Forget the curse—I’m guarding my boys with everything.
“Ahaha! I won’t bite them off!”
“Biting at all is illegal!”
Stop with the “it’s fine if it’s not destroyed” logic!
“Mou~ It’ll just be gentle nibbles!”
”Gentle”? Your “gentle” is a death sentence!
“Kaede, it’s way more painful and dangerous than you think.”
“Fine, I’ll just… lick them. No teeth! Promise!”
Is this a damn negotiation tactic?! Lowering demands after outrageous asks?!
“L-licking still sounds painful. No experience, though.”
I wanna yell “IT HURTS!” but then she’d grill me: “How do you know?! Who sucked you?!” Ugh.
“You survived the purikura groping, so it’s fine!”
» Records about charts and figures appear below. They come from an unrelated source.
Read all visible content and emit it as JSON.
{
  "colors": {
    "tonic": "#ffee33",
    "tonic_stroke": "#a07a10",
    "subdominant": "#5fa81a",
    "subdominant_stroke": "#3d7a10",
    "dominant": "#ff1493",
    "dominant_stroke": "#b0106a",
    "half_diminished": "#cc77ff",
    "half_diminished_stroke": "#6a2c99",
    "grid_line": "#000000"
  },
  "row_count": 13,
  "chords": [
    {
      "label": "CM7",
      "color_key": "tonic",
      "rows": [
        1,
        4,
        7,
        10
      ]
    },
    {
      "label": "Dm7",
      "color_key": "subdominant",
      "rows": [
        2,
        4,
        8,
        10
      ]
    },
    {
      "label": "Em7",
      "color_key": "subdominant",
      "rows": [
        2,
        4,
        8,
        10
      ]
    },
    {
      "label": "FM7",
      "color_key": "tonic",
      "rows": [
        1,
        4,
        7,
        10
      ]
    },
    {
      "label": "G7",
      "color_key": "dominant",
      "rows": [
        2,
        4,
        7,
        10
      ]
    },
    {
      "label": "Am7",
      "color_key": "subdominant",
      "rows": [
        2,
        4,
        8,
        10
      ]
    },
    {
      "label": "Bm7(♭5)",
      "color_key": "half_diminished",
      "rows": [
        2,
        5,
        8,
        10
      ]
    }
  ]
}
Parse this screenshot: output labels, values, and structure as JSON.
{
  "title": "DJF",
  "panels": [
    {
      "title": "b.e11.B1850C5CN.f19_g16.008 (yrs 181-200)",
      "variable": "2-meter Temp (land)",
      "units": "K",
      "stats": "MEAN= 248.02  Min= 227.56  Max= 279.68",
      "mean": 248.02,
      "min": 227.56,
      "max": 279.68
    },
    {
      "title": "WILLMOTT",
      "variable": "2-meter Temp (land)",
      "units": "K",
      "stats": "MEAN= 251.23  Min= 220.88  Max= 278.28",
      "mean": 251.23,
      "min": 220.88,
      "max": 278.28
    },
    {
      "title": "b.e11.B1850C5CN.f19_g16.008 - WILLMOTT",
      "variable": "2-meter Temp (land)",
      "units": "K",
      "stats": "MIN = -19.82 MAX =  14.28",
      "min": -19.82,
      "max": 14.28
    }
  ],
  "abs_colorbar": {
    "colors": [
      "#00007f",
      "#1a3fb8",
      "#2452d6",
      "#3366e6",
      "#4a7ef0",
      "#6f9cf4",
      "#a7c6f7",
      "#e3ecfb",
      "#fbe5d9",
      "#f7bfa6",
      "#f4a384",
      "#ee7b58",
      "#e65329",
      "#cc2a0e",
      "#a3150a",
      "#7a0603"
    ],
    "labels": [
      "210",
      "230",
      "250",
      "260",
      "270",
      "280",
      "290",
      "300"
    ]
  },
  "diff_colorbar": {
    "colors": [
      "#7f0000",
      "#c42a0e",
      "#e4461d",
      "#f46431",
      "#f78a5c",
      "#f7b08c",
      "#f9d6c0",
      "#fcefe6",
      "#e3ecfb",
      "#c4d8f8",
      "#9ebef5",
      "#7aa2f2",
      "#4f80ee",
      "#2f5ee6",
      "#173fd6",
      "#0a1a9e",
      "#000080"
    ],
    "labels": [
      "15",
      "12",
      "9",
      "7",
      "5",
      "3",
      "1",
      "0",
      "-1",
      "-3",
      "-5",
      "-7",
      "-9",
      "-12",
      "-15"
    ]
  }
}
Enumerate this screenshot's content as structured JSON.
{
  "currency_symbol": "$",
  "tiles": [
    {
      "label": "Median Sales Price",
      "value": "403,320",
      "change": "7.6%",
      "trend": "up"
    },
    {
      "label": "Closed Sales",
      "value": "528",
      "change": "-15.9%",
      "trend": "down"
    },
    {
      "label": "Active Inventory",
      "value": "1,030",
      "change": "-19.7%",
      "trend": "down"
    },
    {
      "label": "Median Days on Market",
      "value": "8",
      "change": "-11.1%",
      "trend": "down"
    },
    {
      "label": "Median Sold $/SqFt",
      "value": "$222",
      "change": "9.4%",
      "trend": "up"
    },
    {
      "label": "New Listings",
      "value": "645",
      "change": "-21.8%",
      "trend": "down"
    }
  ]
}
She gazes at her hand like an idol post-handshake event. Really?
“”Survived”? It kinda hurt!”
“Eh…? It hurt? Really…?”
Wait, why’s she suddenly guilty? It wasn’t that bad. How do I handle this?
If I downplay it: “Grope away!” If I complain: “PUNISH ME THEN! RIP MY VIRGINITY! STRIP NOW!” Terrifying either way!
“You okay?! Not crushed?! Functional?! Color? Shape? Dents?! I’m sorry! So sorry!”
Terrifying! Since when did snake-biter turn penitent?!
“Calm down! It’s fine now!”
“So it did hurt?! I’m sorry! You looked happy, so I didn’t notice!”
I wasn’t “happy”—I was enduring.
“You’re… mad, right?”
Not really, but admitting that feels risky. Damn, I’m walking on eggshells more than with actual girlfriends.
“Forget it.”
“Kogoroo… I’m sorryyy…”
She spins around and buries her face in my chest, trembling. Who is this?! Not the Kaede I… wait, maybe this is her real self?
Did the curse weaken…? Nah.
“Really not broken? You’re okay?”
Why the obsession?! Physical harm must be against the curse’s rules.
Kurokawa-senpai cursed me to scare off other girls—not to kill me.
“I’m fine. Drop it.”
“…Okay. Thank you.”
Weirdly docile. Wish she stayed like this.
Nothing else happened, and we split up.
Maybe I found a yandere loophole, but poking it’s dangerous. I’ll keep laying low while seeking a cure.
…Gotta rely on Shiro? No evidence he’s trustworthy, but what choice do I have?